Unified representation learning for vision-language understanding
Tuesday, October 20th, 04:30PM – 6:00PM (GMT-3)
Presentation Abstract: Large-scale pre-training methods of learning cross-modal representations on image-text pairs are becoming popular for vision-language tasks. In this talk, I will firstly introduce our research on VLP (unified Vision-Language Pretraining), which pretrains a model based on two objectives: bidirectional and seq2seq prediction to learn a unified representation for both understanding and generation tasks. To encourage vision and language-aligned representation, we further developed OSCAR (Object-Semantics Aligned Pre-training), which uses object tags detected in images as anchor points to ease the learning of object-semantics alignment and creates new state-of-the-arts on six well-established vision-language understanding and generation tasks. I will present extensive image captioning examples and analysis to provide insights on the effectiveness of the learned VL-aligned representation.

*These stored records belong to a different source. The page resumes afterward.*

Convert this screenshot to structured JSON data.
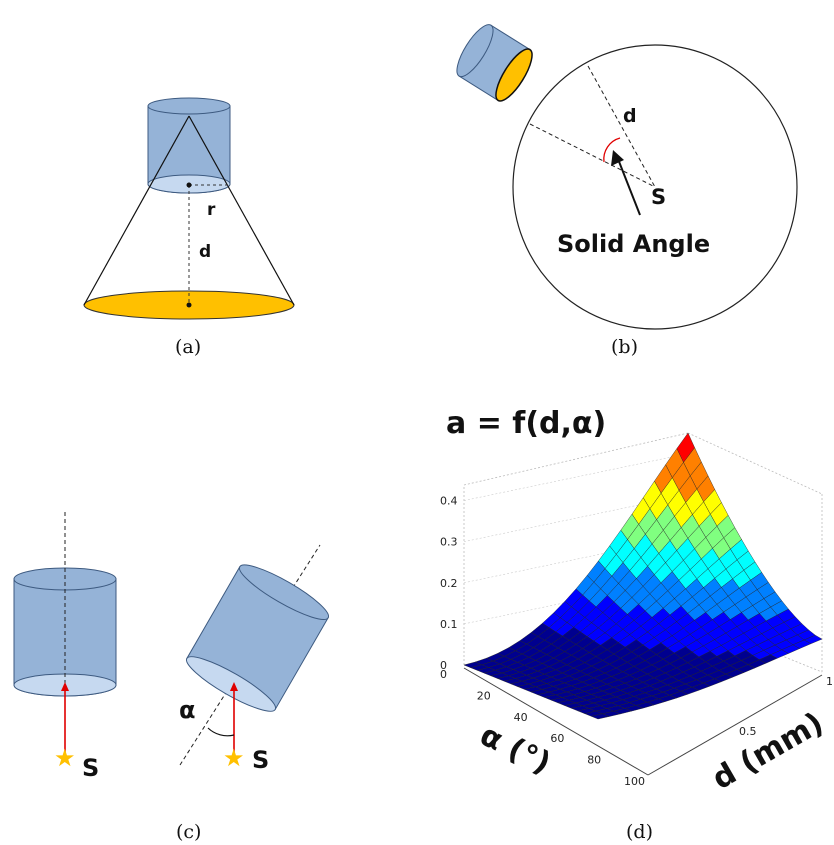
{
  "panel_a": {
    "caption": "(a)",
    "label_r": "r",
    "label_d": "d"
  },
  "panel_b": {
    "caption": "(b)",
    "label_d": "d",
    "label_s": "S",
    "label_solid_angle": "Solid Angle"
  },
  "panel_c": {
    "caption": "(c)",
    "label_s_left": "S",
    "label_s_right": "S",
    "label_alpha": "α"
  },
  "panel_d": {
    "caption": "(d)",
    "title": "a = f(d,α)",
    "xlabel": "α (°)",
    "ylabel": "d (mm)",
    "z_ticks": [
      "0",
      "0.1",
      "0.2",
      "0.3",
      "0.4"
    ],
    "alpha_ticks": [
      "0",
      "20",
      "40",
      "60",
      "80",
      "100"
    ],
    "d_ticks": [
      "0.5",
      "1"
    ]
  },
  "chart_data": {
    "type": "surface",
    "title": "a = f(d,α)",
    "xlabel": "α (°)",
    "ylabel": "d (mm)",
    "xlim": [
      0,
      100
    ],
    "ylim": [
      0,
      1
    ],
    "zlim": [
      0,
      0.45
    ],
    "x_ticks": [
      0,
      20,
      40,
      60,
      80,
      100
    ],
    "y_ticks": [
      0.5,
      1
    ],
    "z_ticks": [
      0,
      0.1,
      0.2,
      0.3,
      0.4
    ],
    "corner_values": {
      "alpha0_d0": 0.45,
      "alpha0_d1": 0.08,
      "alpha100_d0": 0.0,
      "alpha100_d1": 0.0
    },
    "colormap": [
      "#00008f",
      "#0000ff",
      "#0080ff",
      "#00ffff",
      "#80ff80",
      "#ffff00",
      "#ff8000",
      "#ff0000",
      "#800000"
    ]
  },
  "colors": {
    "cylinder": "#95b3d7",
    "cylinder_face": "#c6d9f0",
    "disk": "#ffc000",
    "arrow": "#e00000",
    "star": "#ffc000"
  }
}
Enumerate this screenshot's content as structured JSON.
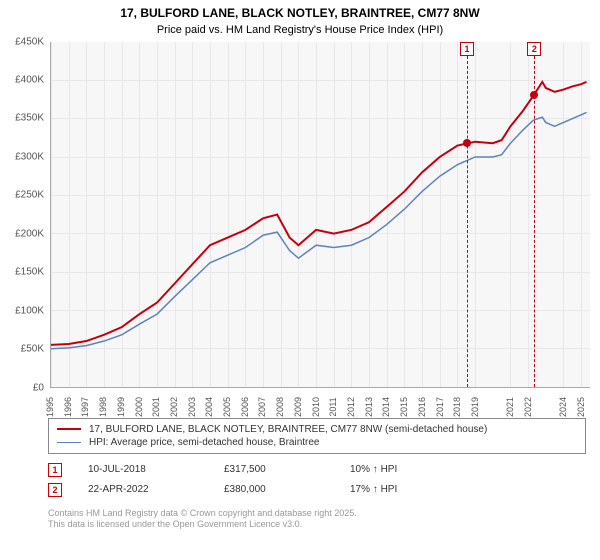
{
  "title": "17, BULFORD LANE, BLACK NOTLEY, BRAINTREE, CM77 8NW",
  "subtitle": "Price paid vs. HM Land Registry's House Price Index (HPI)",
  "chart": {
    "type": "line",
    "background_color": "#f7f7f8",
    "grid_color": "#e8e8ea",
    "axis_color": "#aaaaaa",
    "x_range": [
      1995,
      2025.5
    ],
    "ylim": [
      0,
      450000
    ],
    "y_ticks": [
      {
        "v": 0,
        "label": "£0"
      },
      {
        "v": 50000,
        "label": "£50K"
      },
      {
        "v": 100000,
        "label": "£100K"
      },
      {
        "v": 150000,
        "label": "£150K"
      },
      {
        "v": 200000,
        "label": "£200K"
      },
      {
        "v": 250000,
        "label": "£250K"
      },
      {
        "v": 300000,
        "label": "£300K"
      },
      {
        "v": 350000,
        "label": "£350K"
      },
      {
        "v": 400000,
        "label": "£400K"
      },
      {
        "v": 450000,
        "label": "£450K"
      }
    ],
    "x_ticks": [
      1995,
      1996,
      1997,
      1998,
      1999,
      2000,
      2001,
      2002,
      2003,
      2004,
      2005,
      2006,
      2007,
      2008,
      2009,
      2010,
      2011,
      2012,
      2013,
      2014,
      2015,
      2016,
      2017,
      2018,
      2019,
      2021,
      2022,
      2024,
      2025
    ],
    "series": [
      {
        "name": "17, BULFORD LANE, BLACK NOTLEY, BRAINTREE, CM77 8NW (semi-detached house)",
        "color": "#c4000f",
        "line_width": 2,
        "points": [
          [
            1995,
            55000
          ],
          [
            1996,
            56000
          ],
          [
            1997,
            60000
          ],
          [
            1998,
            68000
          ],
          [
            1999,
            78000
          ],
          [
            2000,
            95000
          ],
          [
            2001,
            110000
          ],
          [
            2002,
            135000
          ],
          [
            2003,
            160000
          ],
          [
            2004,
            185000
          ],
          [
            2005,
            195000
          ],
          [
            2006,
            205000
          ],
          [
            2007,
            220000
          ],
          [
            2007.8,
            225000
          ],
          [
            2008.5,
            195000
          ],
          [
            2009,
            185000
          ],
          [
            2010,
            205000
          ],
          [
            2011,
            200000
          ],
          [
            2012,
            205000
          ],
          [
            2013,
            215000
          ],
          [
            2014,
            235000
          ],
          [
            2015,
            255000
          ],
          [
            2016,
            280000
          ],
          [
            2017,
            300000
          ],
          [
            2018,
            315000
          ],
          [
            2018.5,
            317500
          ],
          [
            2019,
            320000
          ],
          [
            2020,
            318000
          ],
          [
            2020.5,
            322000
          ],
          [
            2021,
            340000
          ],
          [
            2021.7,
            360000
          ],
          [
            2022.3,
            380000
          ],
          [
            2022.8,
            398000
          ],
          [
            2023,
            390000
          ],
          [
            2023.5,
            385000
          ],
          [
            2024,
            388000
          ],
          [
            2024.5,
            392000
          ],
          [
            2025,
            395000
          ],
          [
            2025.3,
            398000
          ]
        ]
      },
      {
        "name": "HPI: Average price, semi-detached house, Braintree",
        "color": "#5e83ba",
        "line_width": 1.5,
        "points": [
          [
            1995,
            50000
          ],
          [
            1996,
            51000
          ],
          [
            1997,
            54000
          ],
          [
            1998,
            60000
          ],
          [
            1999,
            68000
          ],
          [
            2000,
            82000
          ],
          [
            2001,
            95000
          ],
          [
            2002,
            118000
          ],
          [
            2003,
            140000
          ],
          [
            2004,
            162000
          ],
          [
            2005,
            172000
          ],
          [
            2006,
            182000
          ],
          [
            2007,
            198000
          ],
          [
            2007.8,
            202000
          ],
          [
            2008.5,
            178000
          ],
          [
            2009,
            168000
          ],
          [
            2010,
            185000
          ],
          [
            2011,
            182000
          ],
          [
            2012,
            185000
          ],
          [
            2013,
            195000
          ],
          [
            2014,
            212000
          ],
          [
            2015,
            232000
          ],
          [
            2016,
            255000
          ],
          [
            2017,
            275000
          ],
          [
            2018,
            290000
          ],
          [
            2018.5,
            295000
          ],
          [
            2019,
            300000
          ],
          [
            2020,
            300000
          ],
          [
            2020.5,
            303000
          ],
          [
            2021,
            318000
          ],
          [
            2021.7,
            335000
          ],
          [
            2022.3,
            348000
          ],
          [
            2022.8,
            352000
          ],
          [
            2023,
            345000
          ],
          [
            2023.5,
            340000
          ],
          [
            2024,
            345000
          ],
          [
            2024.5,
            350000
          ],
          [
            2025,
            355000
          ],
          [
            2025.3,
            358000
          ]
        ]
      }
    ],
    "markers": [
      {
        "n": "1",
        "x": 2018.5,
        "y": 317500,
        "color": "#c4000f"
      },
      {
        "n": "2",
        "x": 2022.3,
        "y": 380000,
        "color": "#c4000f"
      }
    ]
  },
  "legend_items": [
    {
      "color": "#c4000f",
      "width": 2,
      "label": "17, BULFORD LANE, BLACK NOTLEY, BRAINTREE, CM77 8NW (semi-detached house)"
    },
    {
      "color": "#5e83ba",
      "width": 1.5,
      "label": "HPI: Average price, semi-detached house, Braintree"
    }
  ],
  "sales": [
    {
      "n": "1",
      "date": "10-JUL-2018",
      "price": "£317,500",
      "pct": "10% ↑ HPI"
    },
    {
      "n": "2",
      "date": "22-APR-2022",
      "price": "£380,000",
      "pct": "17% ↑ HPI"
    }
  ],
  "footer1": "Contains HM Land Registry data © Crown copyright and database right 2025.",
  "footer2": "This data is licensed under the Open Government Licence v3.0."
}
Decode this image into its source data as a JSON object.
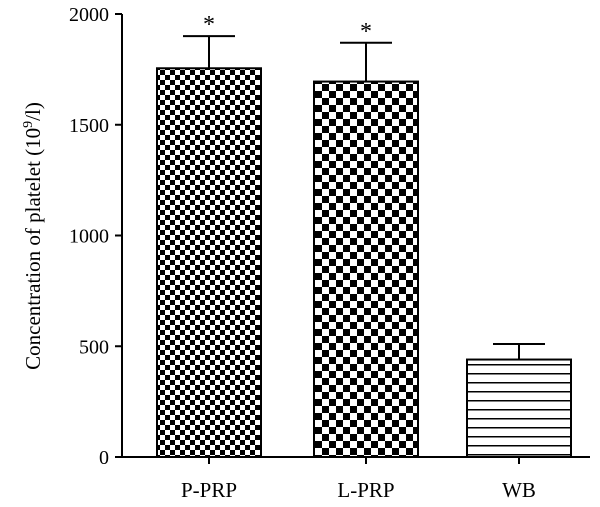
{
  "chart_data": {
    "type": "bar",
    "categories": [
      "P-PRP",
      "L-PRP",
      "WB"
    ],
    "values": [
      1755,
      1695,
      440
    ],
    "error_upper": [
      1900,
      1870,
      510
    ],
    "significance": [
      "*",
      "*",
      ""
    ],
    "fill_patterns": [
      "fine-checker",
      "coarse-checker",
      "horizontal-lines"
    ],
    "ylabel": "Concentration of platelet (10",
    "ylabel_sup": "9",
    "ylabel_end": "/l)",
    "ylim": [
      0,
      2000
    ],
    "yticks": [
      "0",
      "500",
      "1000",
      "1500",
      "2000"
    ],
    "ytick_values": [
      0,
      500,
      1000,
      1500,
      2000
    ],
    "grid": false,
    "colors": {
      "ink": "#000000",
      "background": "#ffffff"
    }
  }
}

Lei Zhang is a Principal Researcher and Research Manager of the computer vision research group in Microsoft Cloud & AI, leading a team working on visual recognition and computer vision. The team has made a significant impact to Microsoft Cognitive Services, including image tagging, object detection, entity recognition, and image captioning. Prior to this, he has worked with Microsoft Research Asia for 12 years as a Senior Researcher and later with Bing Multimedia Search for 2 years as a Principal Engineering Manager. He is an IEEE Fellow and has published 150+ papers and holds 50+ U.S. patents for his innovation in related fields.